When people ask a question of a database, they don’t always want or need an exact answer. In fast-moving industries such as finance or in conditions where the data is always growing and changing, an approximate answer delivered quickly is often good enough. Approximate query processing, or AQP, seeks approaches that balance speed, efficiency, and accuracy in situations where a “perfect” calculation is unnecessary.
A new paper from the research group of UChicago CS assistant professor Sanjay Krishnan addresses this goal with a new solution: JanusAQP. In work accepted for next year’s IEEE International Conference on Data Engineering (ICDE), former postdoctoral researcher Stavros Sintos and PhD graduate Xi Liang joined Krishnan to create a new system that quickly and efficiently delivers query results for dynamic databases.
The work capped three years of research that combined Sintos’ expertise in computational geometry with Liang’s pursuit of new algorithmic approaches for database structures and query processing. Their collaboration produced a fresh perspective on a problem that has faced database researchers for nearly 40 years, Krishnan said.
“People have long thought that AQP is a great idea; we want to cut down resources, we want to make things faster,” Krishnan said. “But there are challenges of sparsity and dynamism. Approximations are really good at capturing general properties of your data, but often, you’re interested in outliers, or very rare things that are happening inside your data set. And with real world data, any use case that is large means that it’s usually accumulating data over time. This paper is the closest to a practical AQP system that really addresses these two challenges that you will see out there.”
The project began with a 2020 paper by Liang, now a software engineer at Databricks, with Krishnan, former postdoctoral researcher Zechao Shang, and UChicago CS faculty Aaron Elmore and Michael Franklin. In that paper, accepted at the ACM Special Interest Group on Management of Data (SIGMOD) conference, the team described a framework for dealing with missing data when calculating basic data queries such as SUM, COUNT, and AVG.
Their solution relied upon a partitioned data structure that broke the full dataset down into smaller parts for faster analysis. But the strategy required a high precomputation cost and only worked with static data, Liang said.
Enter Sintos, now an assistant professor at the University of Illinois Chicago, who brought his knowledge in computational geometry to bear on the partitioning approach. A 2021 paper described a new data structure akin to a “tree” of pre-computed data aggregates representing the overall dataset, which can then be quickly sampled for approximate results.
“Data has geometry,” Sintos said. “You can imagine that there are some parts of the space that the data lie on that are more important than others. So instead of just taking uniform samples over everything, we focus on the areas that have more data, or where the value of data is high. We precompute some statistics by building a partition over the data, splitting the data into smaller buckets. Then when we have a query, we can use the samples from these buckets along with the precomputed statistics, and in the end, we combine all of these together to return the final result.”

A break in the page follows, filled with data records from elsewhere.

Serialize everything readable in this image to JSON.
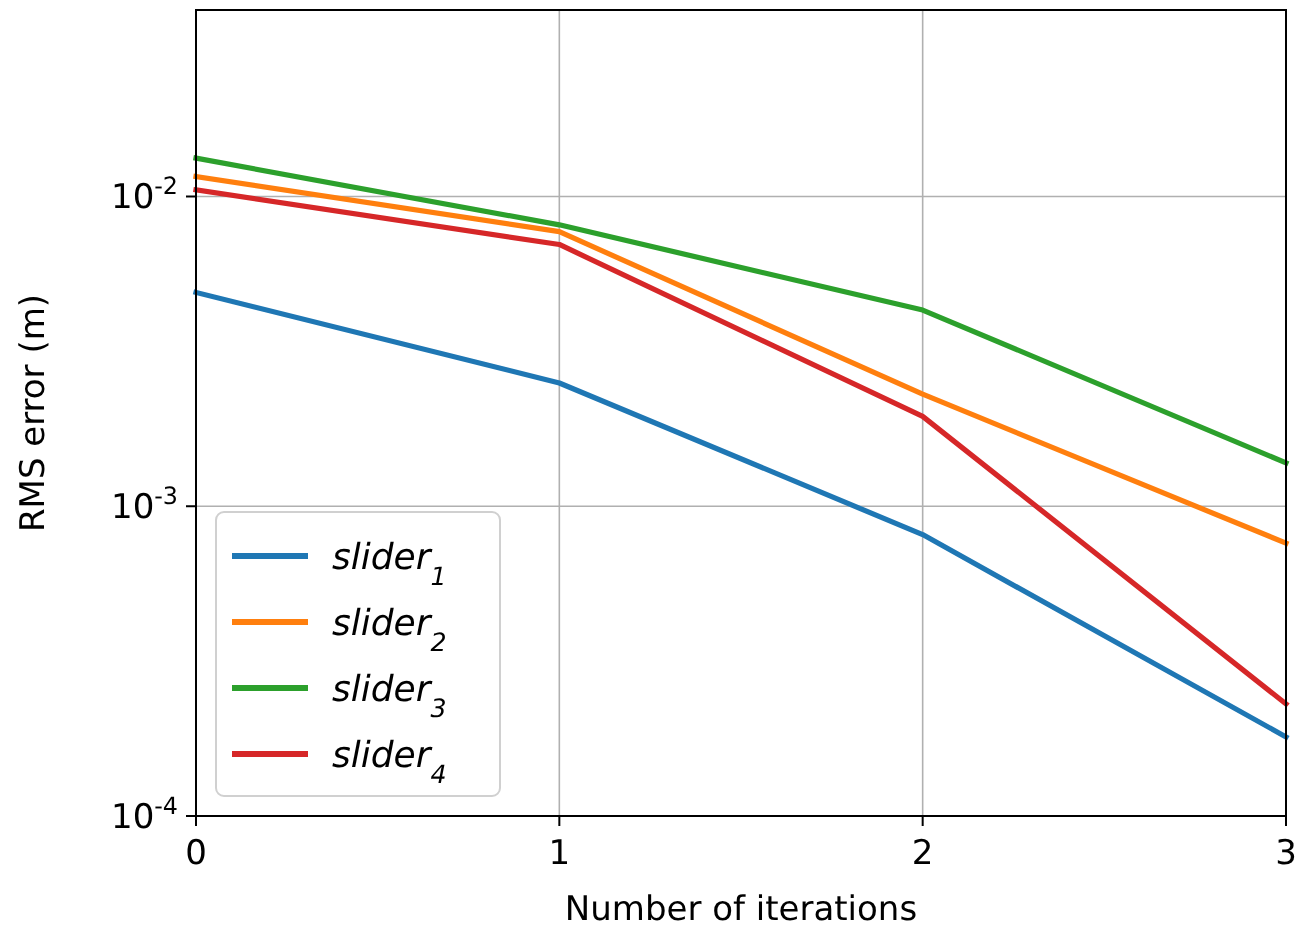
{
  "chart_data": {
    "type": "line",
    "xlabel": "Number of iterations",
    "ylabel": "RMS error (m)",
    "x": [
      0,
      1,
      2,
      3
    ],
    "series": [
      {
        "name": "slider$_{1}$",
        "color": "#1f77b4",
        "values": [
          0.0049,
          0.0025,
          0.00081,
          0.00018
        ]
      },
      {
        "name": "slider$_{2}$",
        "color": "#ff7f0e",
        "values": [
          0.0116,
          0.0077,
          0.0023,
          0.00076
        ]
      },
      {
        "name": "slider$_{3}$",
        "color": "#2ca02c",
        "values": [
          0.0133,
          0.0081,
          0.0043,
          0.00138
        ]
      },
      {
        "name": "slider$_{4}$",
        "color": "#d62728",
        "values": [
          0.0105,
          0.007,
          0.00195,
          0.00023
        ]
      }
    ],
    "log": "y",
    "xlim": [
      0,
      3
    ],
    "xticks": [
      0,
      1,
      2,
      3
    ],
    "ylim": [
      0.0001,
      0.04
    ],
    "yticks": [
      {
        "value": 0.0001,
        "label": "10$^{-4}$"
      },
      {
        "value": 0.001,
        "label": "10$^{-3}$"
      },
      {
        "value": 0.01,
        "label": "10$^{-2}$"
      }
    ],
    "grid": true,
    "legend": "bottom left",
    "marker": "none",
    "line_style": "solid"
  }
}
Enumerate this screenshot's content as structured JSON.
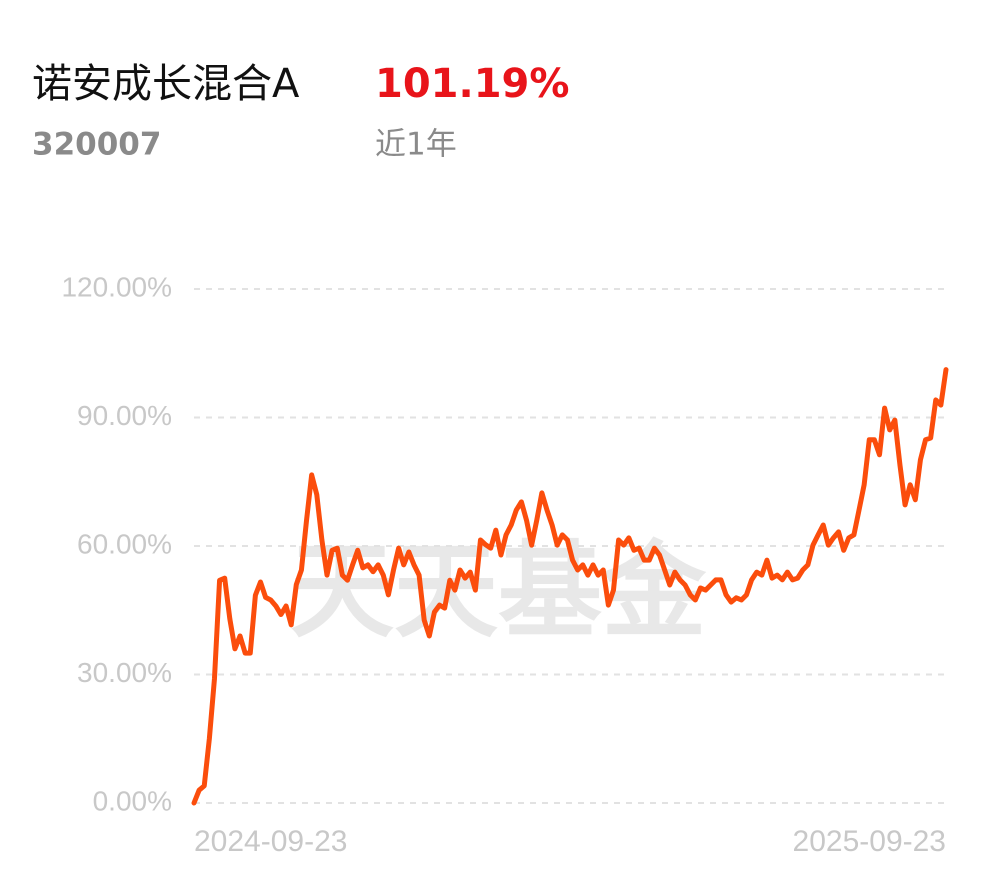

For the JanusAQP system, the authors further improved these tree partition structures to work with dynamic data, where new information is continuously added. Liang, Sintos, and Krishnan built a “catch-up” process to ingest new data and rebuild the structure while still remaining responsive to queries in real time.
“The system has to somehow place the new data into the data structure that has already been learned,” Liang said. “That catch-up process can be done in the background. Meanwhile, the system can deal with the new data online, while the background can still keep learning from the historic data.”
While Liang and Sintos have moved on to new positions in industry and academia, Krishnan’s group will continue building upon their work. One promising area is blending the AQP approach with machine learning in a mutually beneficial relationship.
“There’s this rich work in computational geometry and data structures that is often ignored, and they’re just a great tool to have,” Krishnan said. “They are space-efficient, they can be updated easily, they’re extremely flexible to capture different types of data and different data types. So how can we use them to make machine learning more resource efficient? I do think that Xi and Stavros’ work has pushed the envelope on approximation very significantly, much more significantly than I would have thought when this project started.”